Year:
2020
Lend me a word
I put signs up around the Bay Area primarily in places I considered interstitial or programmatically empty: bus stops, parking garage elevators, my apartment trash room, a bank of mailboxes, the side of a parking meter. The below poems, explorations, and monotypes contain words harvested from the text of strangers.
I continued to receive texts for several months and accumulated over 300 words in 10 languages. No one ever provided their names, although some offered explanations of their choices. There is no way to know where each person encountered my call, or how each word appeared for them. I rearranged them to create small poems: free verse, mesostic, haiku and concrete, but I felt they needed something more physical that acknowledged the process.

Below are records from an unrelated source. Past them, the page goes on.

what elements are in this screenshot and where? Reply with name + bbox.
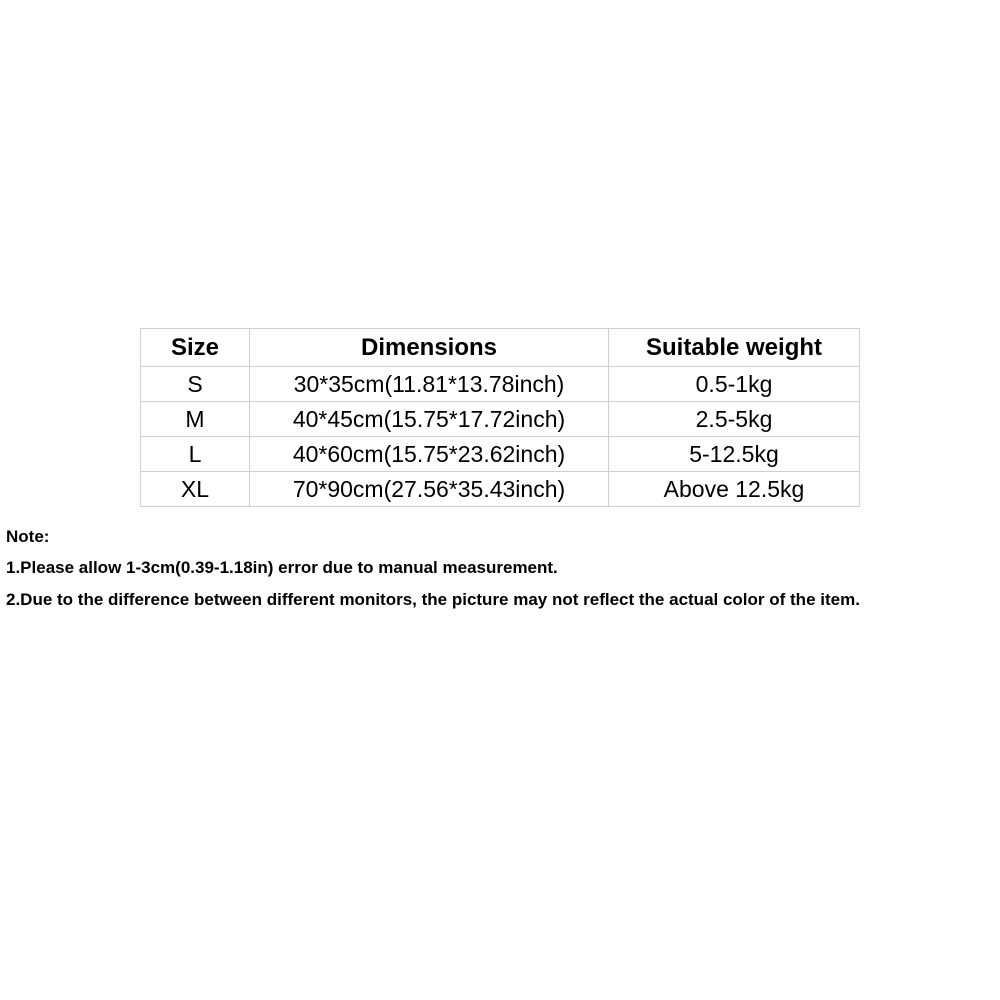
table-header-row	[141, 329, 860, 367]
table-header	[141, 329, 860, 367]
cell-dimensions: 30*35cm(11.81*13.78inch)	[250, 367, 609, 402]
table-row	[141, 402, 860, 437]
note-line-1: 1.Please allow 1-3cm(0.39-1.18in) error due to manual measurement.	[6, 558, 558, 577]
cell-dimensions: 40*45cm(15.75*17.72inch)	[250, 402, 609, 437]
notes-section	[6, 522, 996, 616]
table-row	[141, 472, 860, 507]
cell-size: M	[141, 402, 250, 437]
size-chart-table	[140, 328, 860, 507]
column-header-dimensions: Dimensions	[250, 329, 609, 367]
column-header-size: Size	[141, 329, 250, 367]
cell-size: L	[141, 437, 250, 472]
note-line-2: 2.Due to the difference between different monitors, the picture may not reflect the actual color of the item.	[6, 590, 860, 609]
column-header-suitable-weight: Suitable weight	[609, 329, 860, 367]
table-body	[141, 367, 860, 507]
cell-weight: 5-12.5kg	[609, 437, 860, 472]
cell-dimensions: 70*90cm(27.56*35.43inch)	[250, 472, 609, 507]
cell-size: XL	[141, 472, 250, 507]
cell-size: S	[141, 367, 250, 402]
notes-title: Note:	[6, 527, 50, 546]
cell-weight: 0.5-1kg	[609, 367, 860, 402]
cell-weight: 2.5-5kg	[609, 402, 860, 437]
table-row	[141, 437, 860, 472]
cell-weight: Above 12.5kg	[609, 472, 860, 507]
cell-dimensions: 40*60cm(15.75*23.62inch)	[250, 437, 609, 472]
table-row	[141, 367, 860, 402]
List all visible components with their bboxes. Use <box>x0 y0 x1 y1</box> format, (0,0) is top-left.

The final monotypes serve as as location-less excavations; tablets unearthed from a collective mind, waiting to be rearranged and reinterpreted, and in conversation with the cellular format of the spreadsheet populated by the words. This process created a sort of inverse dérive, where the unplanned journey is not taken by the artist, but the final work of art. Each word carries the illegible data of time and place. As in poetry, the space between each is as important as its meaning. This physical origin, however, is only known to me as a network of hubs, unmappaple to each point. The circuitous journey of each word to paper— flyer, text, spreadsheet, stencil, plate, paper—mirrors the distance from letterform to referent. I am interested in this push and pull of meanings and locations, particularly as related to the idea of “non-place” and the function of instructions in our everyday lives.